Soviel ich weiß, gibt es so was nicht, außer vielleicht es geht mit Dreamwever oder Frontpage. Hab ich aber noch nie ausprobiert. Und einfach ist es mit denen wahrscheinlich auch nicht.

Kann dir aber einen Link geben, wo du dich in die Materie einlesen kannst. Mit Beispielen: Mambo: Templates selber erstellen ? Wikibooks, Sammlung freier Lehr-, Sach- und Fachbücher

Auch hier kannst dich mal umsehen: Joomla CMS Downloads - Templates und Erweiterungen


/Tante Edit sagte mir gerade, da gäbe es doch was dafür: http://www.artisteer.com/?p=template


----------



## k-b (31. Januar 2009)

Templates?
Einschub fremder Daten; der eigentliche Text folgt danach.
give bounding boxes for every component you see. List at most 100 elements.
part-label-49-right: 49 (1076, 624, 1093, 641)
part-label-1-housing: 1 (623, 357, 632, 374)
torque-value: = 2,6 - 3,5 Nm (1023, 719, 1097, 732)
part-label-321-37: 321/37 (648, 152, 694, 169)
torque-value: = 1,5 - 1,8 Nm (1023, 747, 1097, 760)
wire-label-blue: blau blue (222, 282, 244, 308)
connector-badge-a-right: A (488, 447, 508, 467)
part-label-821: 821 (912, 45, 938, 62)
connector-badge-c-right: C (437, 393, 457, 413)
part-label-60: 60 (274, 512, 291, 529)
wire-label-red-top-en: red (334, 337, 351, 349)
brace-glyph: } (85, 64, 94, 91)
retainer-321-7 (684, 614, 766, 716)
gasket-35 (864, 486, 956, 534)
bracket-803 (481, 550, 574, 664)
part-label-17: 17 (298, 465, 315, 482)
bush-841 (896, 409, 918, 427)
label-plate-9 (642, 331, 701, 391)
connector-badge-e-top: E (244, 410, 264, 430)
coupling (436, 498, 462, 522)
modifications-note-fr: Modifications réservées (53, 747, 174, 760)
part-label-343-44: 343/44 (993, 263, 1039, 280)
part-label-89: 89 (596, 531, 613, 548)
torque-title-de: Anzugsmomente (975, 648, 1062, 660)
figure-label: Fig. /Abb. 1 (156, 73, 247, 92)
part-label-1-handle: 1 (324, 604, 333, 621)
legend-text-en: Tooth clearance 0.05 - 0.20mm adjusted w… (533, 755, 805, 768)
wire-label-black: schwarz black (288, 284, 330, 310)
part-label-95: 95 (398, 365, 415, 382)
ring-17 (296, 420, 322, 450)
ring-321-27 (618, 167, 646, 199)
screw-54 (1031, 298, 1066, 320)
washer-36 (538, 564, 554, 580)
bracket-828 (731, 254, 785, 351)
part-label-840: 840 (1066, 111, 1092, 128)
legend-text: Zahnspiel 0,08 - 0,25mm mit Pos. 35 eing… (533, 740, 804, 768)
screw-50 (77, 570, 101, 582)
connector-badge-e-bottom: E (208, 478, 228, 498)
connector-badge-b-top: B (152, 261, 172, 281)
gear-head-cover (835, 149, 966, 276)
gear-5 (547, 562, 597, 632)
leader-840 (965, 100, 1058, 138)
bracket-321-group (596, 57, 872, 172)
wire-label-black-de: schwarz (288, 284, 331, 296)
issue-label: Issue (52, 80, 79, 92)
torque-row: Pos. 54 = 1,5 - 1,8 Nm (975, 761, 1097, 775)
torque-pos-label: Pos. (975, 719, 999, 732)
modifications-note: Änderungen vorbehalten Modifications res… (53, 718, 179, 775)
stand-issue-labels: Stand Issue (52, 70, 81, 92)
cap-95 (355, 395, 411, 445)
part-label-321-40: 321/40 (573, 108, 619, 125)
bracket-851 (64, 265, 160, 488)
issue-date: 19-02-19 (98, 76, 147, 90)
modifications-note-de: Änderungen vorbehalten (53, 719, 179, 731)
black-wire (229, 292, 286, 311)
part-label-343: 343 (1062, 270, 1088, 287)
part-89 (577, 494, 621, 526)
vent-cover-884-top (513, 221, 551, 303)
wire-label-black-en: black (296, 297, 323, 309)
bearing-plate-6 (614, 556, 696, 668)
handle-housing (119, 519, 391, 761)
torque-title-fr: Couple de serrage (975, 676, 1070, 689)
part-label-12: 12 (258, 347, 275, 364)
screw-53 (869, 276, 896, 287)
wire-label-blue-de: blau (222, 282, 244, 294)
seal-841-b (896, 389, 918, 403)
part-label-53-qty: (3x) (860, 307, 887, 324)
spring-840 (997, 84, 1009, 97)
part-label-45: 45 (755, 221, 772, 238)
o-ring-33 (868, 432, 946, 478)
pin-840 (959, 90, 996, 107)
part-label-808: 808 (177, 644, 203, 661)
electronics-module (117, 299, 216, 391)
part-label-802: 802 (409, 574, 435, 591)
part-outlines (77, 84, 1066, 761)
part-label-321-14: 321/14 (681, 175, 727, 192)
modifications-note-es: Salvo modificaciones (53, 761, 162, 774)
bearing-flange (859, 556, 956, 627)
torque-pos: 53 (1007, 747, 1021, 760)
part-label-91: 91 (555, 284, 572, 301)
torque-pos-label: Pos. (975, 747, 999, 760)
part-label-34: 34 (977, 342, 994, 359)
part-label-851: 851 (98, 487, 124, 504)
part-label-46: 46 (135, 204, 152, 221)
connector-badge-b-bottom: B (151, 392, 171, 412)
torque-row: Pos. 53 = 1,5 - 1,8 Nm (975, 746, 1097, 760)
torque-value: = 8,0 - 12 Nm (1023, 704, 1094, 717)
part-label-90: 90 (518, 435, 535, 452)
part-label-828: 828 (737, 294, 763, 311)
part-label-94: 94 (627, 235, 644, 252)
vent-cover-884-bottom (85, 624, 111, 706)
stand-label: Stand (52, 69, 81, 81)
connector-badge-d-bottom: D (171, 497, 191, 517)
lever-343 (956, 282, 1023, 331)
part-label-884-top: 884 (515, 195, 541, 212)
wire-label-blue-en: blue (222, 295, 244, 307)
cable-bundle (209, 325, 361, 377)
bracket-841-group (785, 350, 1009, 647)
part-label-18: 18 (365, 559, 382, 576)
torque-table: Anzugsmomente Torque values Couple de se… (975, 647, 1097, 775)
Schön und gut, aber für was denn jetzt genau Templates?


----------



## LordMeuchelmord (1. Februar 2009)

Templates für das CMS Joomla!


----------



## aurionkratos (1. Februar 2009)

Das musst du uns schon vorher mitteilen, wenn du was von uns willst


----------



## LordMeuchelmord (1. Februar 2009)

Sry... nur wusste ich halt noch nicht, als ich den Tread erstellt hatte, dass Template nicht gleich Template ist


----------



## k-b (1. Februar 2009)

Am besten funktioniert sowas, wenn man ein bestehendes Template analysiert und umschreibt


----------



## LordMeuchelmord (1. Februar 2009)

Ok, also suche ich mir zuersteimal ein Template, dass vom Aufbau her geeignet ist. 

Kann ich dann auch einfach die Grafiken durch eigene ersetzen, unter der Voraussetzung, dass ich Auflösung, Dateiname und Dateiendung beibehalte, bzw in der entsprechenden CSS-Datei umschreibe?


----------



## k-b (1. Februar 2009)

Ja, das geht natürlich.


----------